Make it memorable, experiments and experiences

The internet is full of people professing to be experts (myself included). If your child is doing an online iGCSE, you may be spoilt for choice in terms of online resources. My advice is to try to be as specific as possible in your search, look for a blog, article or video to support exactly the part of the course your child needs. Read ahead, make sure you understand it first if you are the one helping them to learn. Look for reputable sources on GCSE/iGCSE science such as BBC teach or BBC bitesize. Study Smarter also offer free resources, styling themselves similar to the excellent Khan academy. But tread cautiously on Youtube or Tiktok, it’s quality we’re looking for, not quantity. 

In terms of bringing iGCSE science to life, The Nuffield Foundation have some wonderful videos of biology experiments, some of which are just about doable at home if you want to take a hands-on approach 😊 

With the aim of making science lessons memorable, you, as a home educator, have a massive advantage over schools in your flexibility, take some day trips to one of the UK’s many free science museums, (Manchester’s Museum of Science and Technology is awesome!) . Check their ‘what’s on’ pages for special events, especially during British Science week. Above all, give your child a reason to remember the science, lifting it from the page.

Ask for advice

Home education can feel quite isolating, so a good strategy is to find people like you. Join Facebook groups, local groups, and reach out to organisations like Education Otherwise.
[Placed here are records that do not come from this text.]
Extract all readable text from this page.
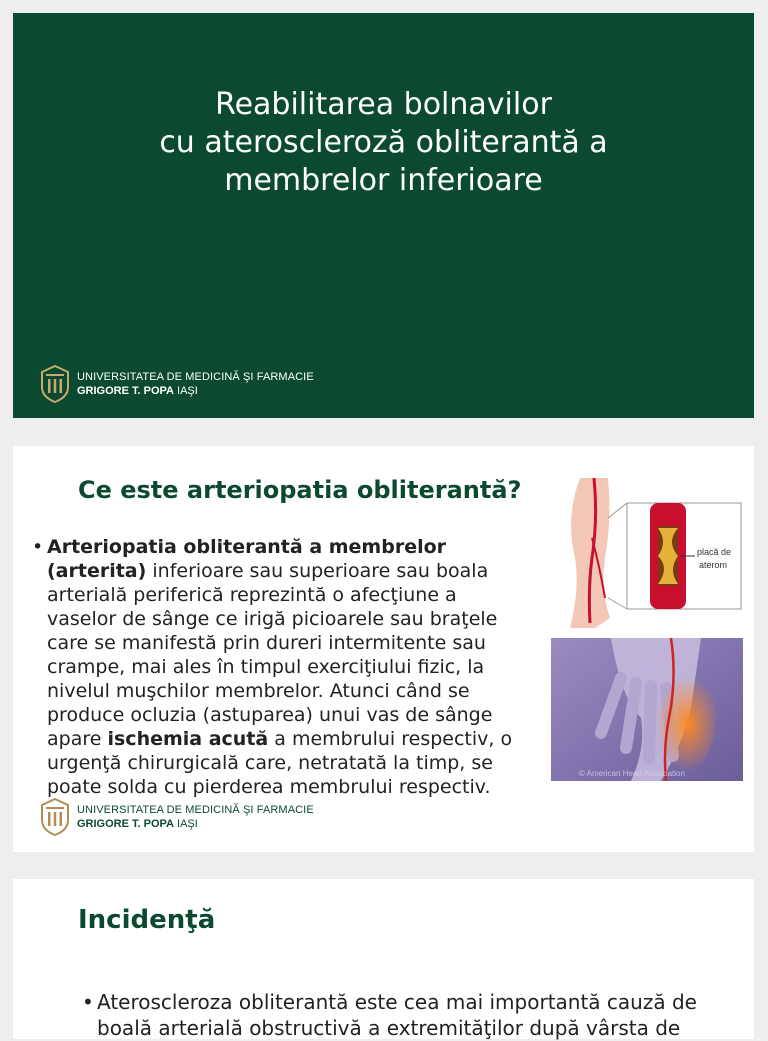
Reabilitarea bolnavilor
cu ateroscleroză obliterantă a
membrelor inferioare
UNIVERSITATEA DE MEDICINĂ ŞI FARMACIE
GRIGORE T. POPA IAŞI
Ce este arteriopatia obliterantă?
• Arteriopatia obliterantă a membrelor (arterita) inferioare sau superioare sau boala arterială periferică reprezintă o afecţiune a vaselor de sânge ce irigă picioarele sau braţele care se manifestă prin dureri intermitente sau crampe, mai ales în timpul exerciţiului fizic, la nivelul muşchilor membrelor. Atunci când se produce ocluzia (astuparea) unui vas de sânge apare ischemia acută a membrului respectiv, o urgenţă chirurgicală care, netratată la timp, se poate solda cu pierderea membrului respectiv.
placă de
aterom
© American Heart Association
UNIVERSITATEA DE MEDICINĂ ŞI FARMACIE
GRIGORE T. POPA IAŞI
Incidenţă
• Ateroscleroza obliterantă este cea mai importantă cauză de boală arterială obstructivă a extremităţilor după vârsta de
With science specifically, if you want some advice on your situation, feel free to get in touch, I’m very happy to help. As well as tutoring hundreds of children online through GCSE and A-level sciences, I’ve written on how to support your child with exam stress and how to revise. If your child is struggling to understand a scientific concept, you might find a session with a tutor might put their (and your) mind at ease.

Overall, ask yourself a question: how involved in your child’s science education do you want to be? Maybe you want to learn a few concepts first, so that you feel more confident in helping? Or maybe you’d just like to support a tutor or school in working with your child.  Above all find ways to enjoy the discovery with them. Science is about being brave and curious. Qualities that helped you choose home education in the first place.

Dr John Ankers is a specialist online science tutor and academic coach. He has supported several home educated students through science GCSEs and sometimes works with parents too.